The SpaceOAR Vue is particularly helpful for patients who are unable to get a treatment planning MRI, due to implanted metallic devices.1 Contouring without an MRI can be very challenging and increases the likelihood of under-dosing the prostate or overdosing the rectum. However, when there is an iodinated spacer between the prostate and the rectum, I find it’s easier to delineate the rectum, the spacer and the prostate which, again, is essential for correct dosing.1 

However, if there is a presence of posterior extracapsular extension between the prostate and the rectum, I would not consider using SpaceOAR Vue. But this is uncommon in most patients. 

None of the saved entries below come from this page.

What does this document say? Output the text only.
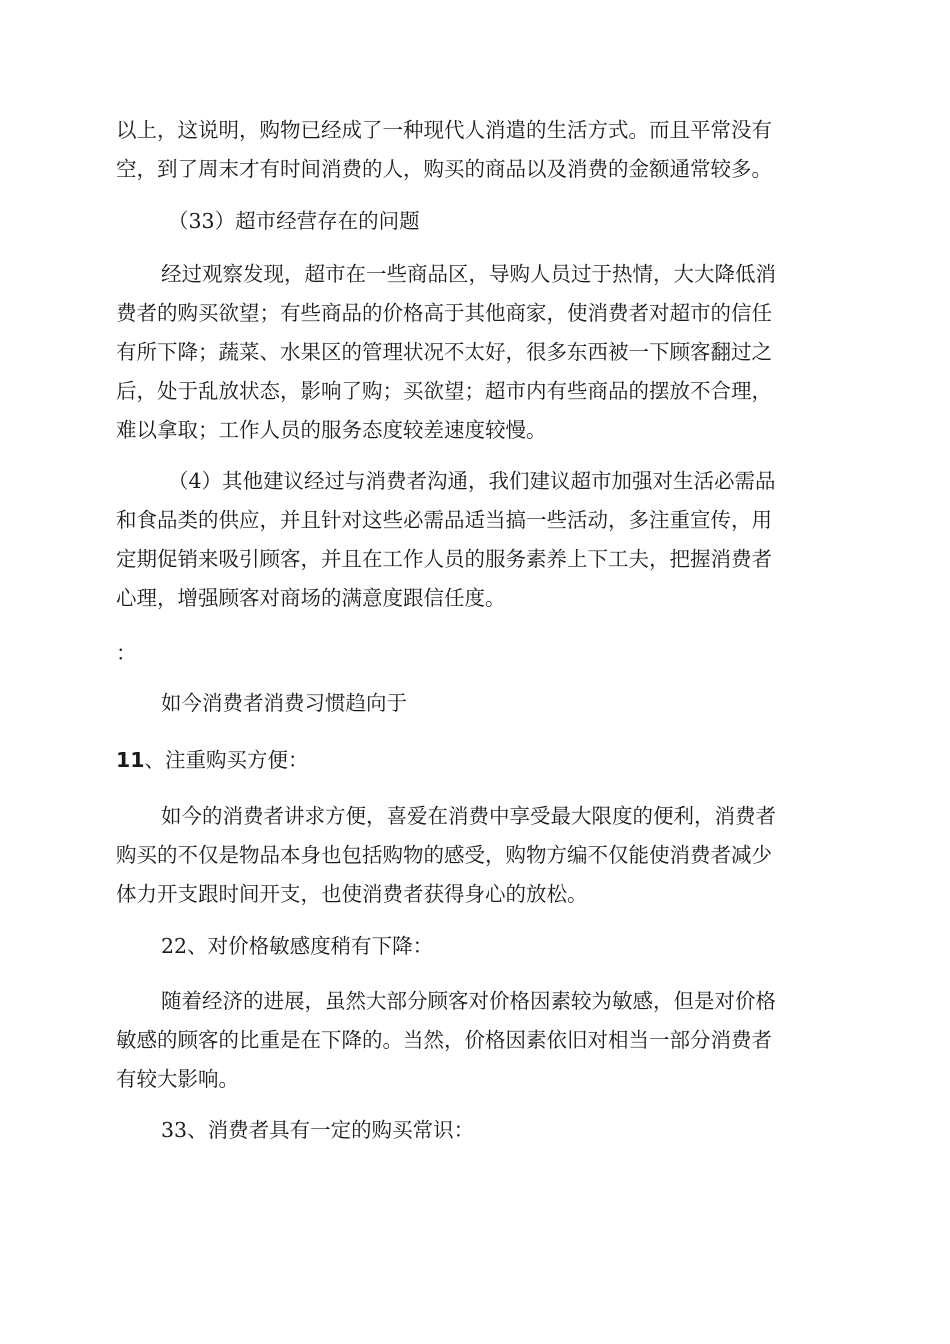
以上，这说明，购物已经成了一种现代人消遣的生活方式。而且平常没有
空，到了周末才有时间消费的人，购买的商品以及消费的金额通常较多。
（33）超市经营存在的问题
经过观察发现，超市在一些商品区，导购人员过于热情，大大降低消
费者的购买欲望；有些商品的价格高于其他商家，使消费者对超市的信任
有所下降；蔬菜、水果区的管理状况不太好，很多东西被一下顾客翻过之
后，处于乱放状态，影响了购；买欲望；超市内有些商品的摆放不合理，
难以拿取；工作人员的服务态度较差速度较慢。
（4）其他建议经过与消费者沟通，我们建议超市加强对生活必需品
和食品类的供应，并且针对这些必需品适当搞一些活动，多注重宣传，用
定期促销来吸引顾客，并且在工作人员的服务素养上下工夫，把握消费者
心理，增强顾客对商场的满意度跟信任度。
：
如今消费者消费习惯趋向于
11、注重购买方便：
如今的消费者讲求方便，喜爱在消费中享受最大限度的便利，消费者
购买的不仅是物品本身也包括购物的感受，购物方编不仅能使消费者减少
体力开支跟时间开支，也使消费者获得身心的放松。
22、对价格敏感度稍有下降：
随着经济的进展，虽然大部分顾客对价格因素较为敏感，但是对价格
敏感的顾客的比重是在下降的。当然，价格因素依旧对相当一部分消费者
有较大影响。
33、消费者具有一定的购买常识：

Patient Outcomes and Insights

While, in general, long-term survival rates are excellent in prostate cancer patients treated with definitive radiotherapy,  some patients do experience late effects of radiotherapy that can be difficult to manage.6 The data suggests that the use of a spacer helps minimize bowel side effects in these patients.3 And in my practice, we’ve very clearly seen the additional benefit of improved quality of life when using a hydrogel spacer, and particularly the iodinated hydrogel spacer.1,2

My team is very thorough about following up with all 2,000 of my patients. We inquire about subtle details—such as the unexpected urge to use the bathroom. We want to know about anything that impacts their quality of life. Being able to track their experience, even when it includes toxicity, has been essential in helping me refine my practice to ensure patients are getting the best care. In fact, I continue to follow up with the doctor who requested I treat him with a spacer and I'm happy to say that he's doing well. He's six years out from treatment now. His PSA is very low and he’s had no undue side effects. He’s very happy with that outcome and I'm grateful that his request resulted in me helping hundreds of other patients in similar situations. 

Conclusion

While contouring is very much a personal approach for physicians, I’ve found that contouring with an iodinated spacer makes my job easier. In my experience, contouring with an iodinated spacer provides both physicians and patients with benefits, including improved accuracy during contouring, saving my time, all while minimizing impact of radiation on the rectum.